Cavendish Kinetics has an answer to the the widening gap between actual mobile data rates and theoretically achievable data rates.
GSM in the 90s achieved actual data rates close to the theoretical maxiimum but, ever since, the gap between actual and theoretical has widened.
'4G technology supports data rates of 80Mbps,' says Cavendish Kinetics, 'but in practice delivers only 1-8Mbps for many users.'
There are three main reasons for the gap between theoretical and actual performance levels, says Cavendish;
One is the cosmetic need to put antennas inside the casing of the phone though external antenna are known to be more effective.
Another reasn is the increasing number of features in phones and increasing number of frequencies supported which require more components and antennas.
And the third reason is the increasing size of displays which creates a ground plane that blocks the antenna signal and limits performance.

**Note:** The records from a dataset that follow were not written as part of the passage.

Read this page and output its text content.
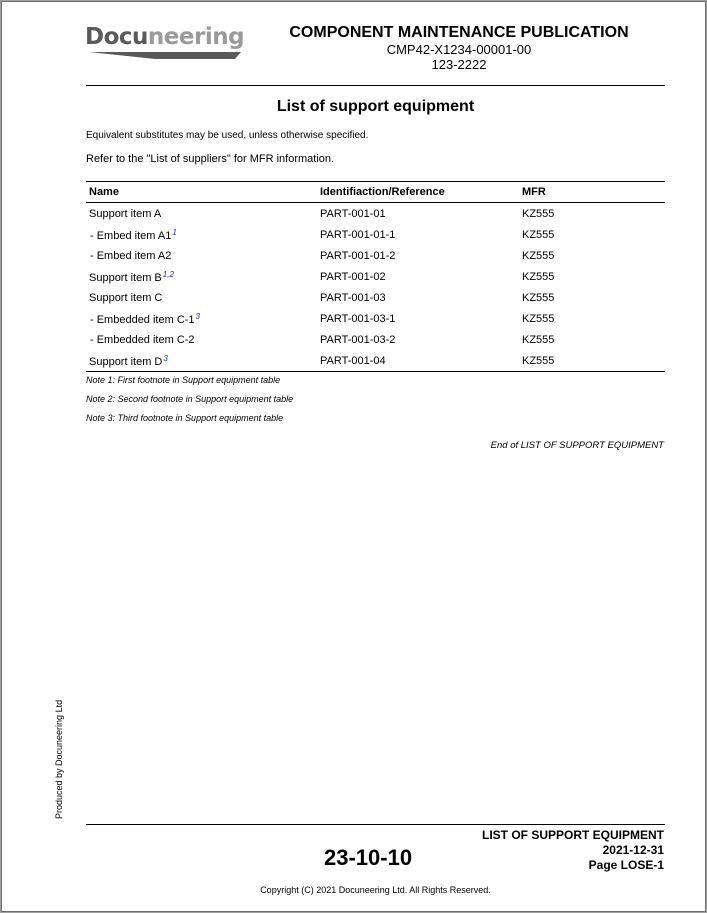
Docuneering	COMPONENT MAINTENANCE PUBLICATION
CMP42-X1234-00001-00
123-2222
List of support equipment
Equivalent substitutes may be used, unless otherwise specified.
Refer to the "List of suppliers" for MFR information.
Name	Identifiaction/Reference	MFR
Support item A	PART-001-01	KZ555
- Embed item $A1^1$	PART-001-01-1	KZ555
- Embed item A2	PART-001-01-2	KZ555
Support item B$^{1,2}$	PART-001-02	KZ555
Support item C	PART-001-03	KZ555
- Embedded item $C-1^3$	PART-001-03-1	KZ555
- Embedded item C-2	PART-001-03-2	KZ555
Support item $D^3$	PART-001-04	KZ555
Note 1: First footnote in Support equipment table
Note 2: Second footnote in Support equipment table
Note 3: Third footnote in Support equipment table
End of LIST OF SUPPORT EQUIPMENT
Produced by Docuneering Ltd
23-10-10
LIST OF SUPPORT EQUIPMENT
2021-12-31
Page LOSE-1
Copyright (C) 2021 Docuneering Ltd. All Rights Reserved.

"4G/LTE is not achieving the theoretical data bandwidth, and antenna frequency tuning can help achieve that," Dennis Yost, CEO of Cavendish Kinetics told the Globalpress Summit in Santa Cruz this week, adding "and only Cavendish MEMS technology can do it."
The Cavendish antenna frequency tuning MEMS device will be in moble devices this year, said Yost.
Another benefit of the Cavendish part is that it means you can take stuff out - it actually reduces the BOM by $1.
Cavendish developed its own MEMs design and process technology, said Yost.